# Teenage Father



## teendad78

So I kind of just wanted to tell my story, there aren't a lot of people who I can talk to, especially being a new father, but it is so awesome to find a community of teen parents. I'm just going to share how this all began and hopefully, if you're reading this you'll share too. I'm very interested in hearing other peoples stories too.

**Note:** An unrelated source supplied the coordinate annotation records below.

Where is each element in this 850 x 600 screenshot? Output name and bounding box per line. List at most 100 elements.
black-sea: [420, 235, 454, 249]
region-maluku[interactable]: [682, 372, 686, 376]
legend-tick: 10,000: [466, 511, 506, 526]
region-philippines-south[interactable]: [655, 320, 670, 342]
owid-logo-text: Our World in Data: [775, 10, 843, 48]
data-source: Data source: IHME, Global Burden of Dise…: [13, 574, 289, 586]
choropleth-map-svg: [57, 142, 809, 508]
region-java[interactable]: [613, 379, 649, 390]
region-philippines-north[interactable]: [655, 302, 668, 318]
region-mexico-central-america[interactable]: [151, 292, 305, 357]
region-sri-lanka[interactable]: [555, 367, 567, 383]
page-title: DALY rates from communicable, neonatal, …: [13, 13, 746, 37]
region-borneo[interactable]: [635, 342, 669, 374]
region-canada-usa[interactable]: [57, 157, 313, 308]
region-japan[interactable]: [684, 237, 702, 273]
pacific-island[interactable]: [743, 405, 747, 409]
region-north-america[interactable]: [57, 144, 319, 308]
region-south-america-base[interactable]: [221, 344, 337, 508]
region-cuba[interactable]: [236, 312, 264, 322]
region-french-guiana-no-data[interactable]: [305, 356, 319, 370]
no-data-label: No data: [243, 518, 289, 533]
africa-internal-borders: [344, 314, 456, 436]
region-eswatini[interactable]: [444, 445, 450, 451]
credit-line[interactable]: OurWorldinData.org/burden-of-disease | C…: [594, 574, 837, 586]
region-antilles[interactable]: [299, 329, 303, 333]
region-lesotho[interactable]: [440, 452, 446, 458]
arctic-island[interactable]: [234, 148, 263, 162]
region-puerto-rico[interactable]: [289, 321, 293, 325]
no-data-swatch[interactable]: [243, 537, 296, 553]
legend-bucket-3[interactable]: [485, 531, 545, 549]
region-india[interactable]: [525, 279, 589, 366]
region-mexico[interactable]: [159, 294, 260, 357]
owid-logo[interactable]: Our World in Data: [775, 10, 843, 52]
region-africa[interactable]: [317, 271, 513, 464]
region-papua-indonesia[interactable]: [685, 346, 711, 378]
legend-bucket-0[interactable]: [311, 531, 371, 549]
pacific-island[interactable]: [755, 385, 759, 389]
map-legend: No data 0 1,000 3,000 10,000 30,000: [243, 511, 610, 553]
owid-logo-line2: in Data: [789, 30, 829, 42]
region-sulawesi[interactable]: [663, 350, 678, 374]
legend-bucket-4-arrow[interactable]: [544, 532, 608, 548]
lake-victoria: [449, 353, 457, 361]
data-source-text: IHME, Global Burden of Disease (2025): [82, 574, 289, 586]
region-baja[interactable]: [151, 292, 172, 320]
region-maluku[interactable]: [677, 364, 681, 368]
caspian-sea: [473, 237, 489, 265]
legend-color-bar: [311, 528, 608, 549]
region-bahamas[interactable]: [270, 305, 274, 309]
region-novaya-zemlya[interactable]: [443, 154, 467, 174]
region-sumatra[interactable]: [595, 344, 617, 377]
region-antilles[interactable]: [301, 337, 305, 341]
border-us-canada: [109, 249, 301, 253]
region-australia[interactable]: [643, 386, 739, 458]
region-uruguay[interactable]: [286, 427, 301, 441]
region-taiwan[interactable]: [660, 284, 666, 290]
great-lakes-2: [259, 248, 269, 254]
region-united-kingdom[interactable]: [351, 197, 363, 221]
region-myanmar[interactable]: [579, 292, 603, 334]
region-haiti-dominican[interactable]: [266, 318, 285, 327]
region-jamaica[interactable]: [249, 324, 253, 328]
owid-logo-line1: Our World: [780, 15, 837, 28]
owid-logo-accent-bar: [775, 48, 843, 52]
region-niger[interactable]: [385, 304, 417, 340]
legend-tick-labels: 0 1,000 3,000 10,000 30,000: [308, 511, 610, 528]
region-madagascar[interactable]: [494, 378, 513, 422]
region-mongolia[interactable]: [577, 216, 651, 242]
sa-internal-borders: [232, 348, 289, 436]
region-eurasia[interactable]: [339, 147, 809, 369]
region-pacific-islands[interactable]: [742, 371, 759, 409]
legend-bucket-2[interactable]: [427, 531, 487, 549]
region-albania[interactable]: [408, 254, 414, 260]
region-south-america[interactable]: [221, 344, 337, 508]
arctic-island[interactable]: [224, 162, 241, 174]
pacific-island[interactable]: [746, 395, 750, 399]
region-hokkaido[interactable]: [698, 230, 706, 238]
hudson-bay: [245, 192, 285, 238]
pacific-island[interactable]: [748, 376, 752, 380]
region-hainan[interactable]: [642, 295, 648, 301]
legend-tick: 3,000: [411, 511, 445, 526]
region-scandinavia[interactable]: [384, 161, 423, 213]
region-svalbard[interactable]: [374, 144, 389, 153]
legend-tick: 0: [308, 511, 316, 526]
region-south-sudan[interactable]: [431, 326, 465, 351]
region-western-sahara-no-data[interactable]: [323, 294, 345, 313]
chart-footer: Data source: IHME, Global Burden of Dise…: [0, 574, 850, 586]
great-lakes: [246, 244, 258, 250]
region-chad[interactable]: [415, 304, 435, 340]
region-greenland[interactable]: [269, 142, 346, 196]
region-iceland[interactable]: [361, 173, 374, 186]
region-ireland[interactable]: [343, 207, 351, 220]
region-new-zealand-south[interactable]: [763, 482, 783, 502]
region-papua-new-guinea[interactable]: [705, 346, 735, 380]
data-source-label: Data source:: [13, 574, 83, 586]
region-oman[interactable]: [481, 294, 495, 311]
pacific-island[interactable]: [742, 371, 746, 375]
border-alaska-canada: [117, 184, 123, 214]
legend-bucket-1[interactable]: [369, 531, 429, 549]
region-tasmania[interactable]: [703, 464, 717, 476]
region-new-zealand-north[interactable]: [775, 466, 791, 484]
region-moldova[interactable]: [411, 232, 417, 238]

So for me, It all began when I met my ex-girlfriend. We dated for most of my sophomore year in HS. I eventually ended it though bc it was always so dramatic. There was always some problem or some fight, plus I had found out she cheated on me with someone else. However, the drama didn't end with our relationship. A few weeks after our break up she stopped showing up to school. It wasn't until earlier this year that she showed back up. She got into contact with me and told me she had something really important to show me. When I came over to her house she led me to her room where her old crib was and inside was my little girl. At the time I asked her to get a paternity test since she had cheated on me multiple times throughout our relationship. I was really mad at her for keeping the pregnancy a secret and pretty much just ambushing me with the news, We would constantly get into arguments about how she should've let me know so I could have been there for her and so I could prepare to be a dad. A little while later the test came back and it said that I was the father and I told my parents who were disappointed but supportive (Except my dad but he wasn't as bad as he could've been) She told me that she didn't want to keep it and that during the time she was with our daughter she realized that she just wasn't ready to be a mom. At that point, she hadn't even named the baby. I had asked to watch the little girl for the weekend and she agreed. During the two days, I decided that I wasn't able to give her away and that I wanted to keep her. I had even decided on a name. When I told my ex she was less than happy about it. She told me that if I wanted the baby that she didn't want to be a part of it and that I would have to raise her all alone. After talking to my parents about it, they reluctantly agreed. Now, I have been taking care of my daughter, Pheobe, for about 3 months. I would be lying if I said it was easy but I love her very much. I haven't heard from my ex since, or at least not about the baby. She has pretty much moved on from what I hear. Anyways that's my story, feel free to share yours! :winkwink:


----------



## laila 44

I'm not a teen parent but just stopped in to say that I tip my hat off to you! You sound like a fine young man and an amazing father. Your daughter will adore you and you will be the center of her universe and vise versa. You're doing a great job! It's not easy but you will see how it is the most rewarding job in the world :)


----------



## Mannie89

Wow... this one made me tear up!! I'm not a teenaged parent either but I always check in on this section to see if there is any way I can help or support teen parents. You sound like an extraordinary young man. :flower:


----------



## Stormynights

Hi. I'm no longer a teen parent but I was with my first. We were 18 & 19 when we had her. Now I am pregnant with our second at the ripe old age of 25. 

I just wanted to say you sound like an absolutely amazing father. I'm glad your baby girl has you. I hope things are still going well for you!


----------



## WackyMumof2

I've got to take my hat off to you. Not many teenagers would stick around to help with raising a baby let alone take on the responsibility of a solo Dad. She's very lucky to have you. :) And you are a reminder that there are still people who take responsibility of their actions. Good on you! :)


----------



## becsboo

Amazing well done x


----------



## Twag

I just wanted to echo what everyone else has said what a lucky little girl you have - good luck with the future


----------



## Bevziibubble

Your little girl is so lucky to have such an amazing daddy :flower:


----------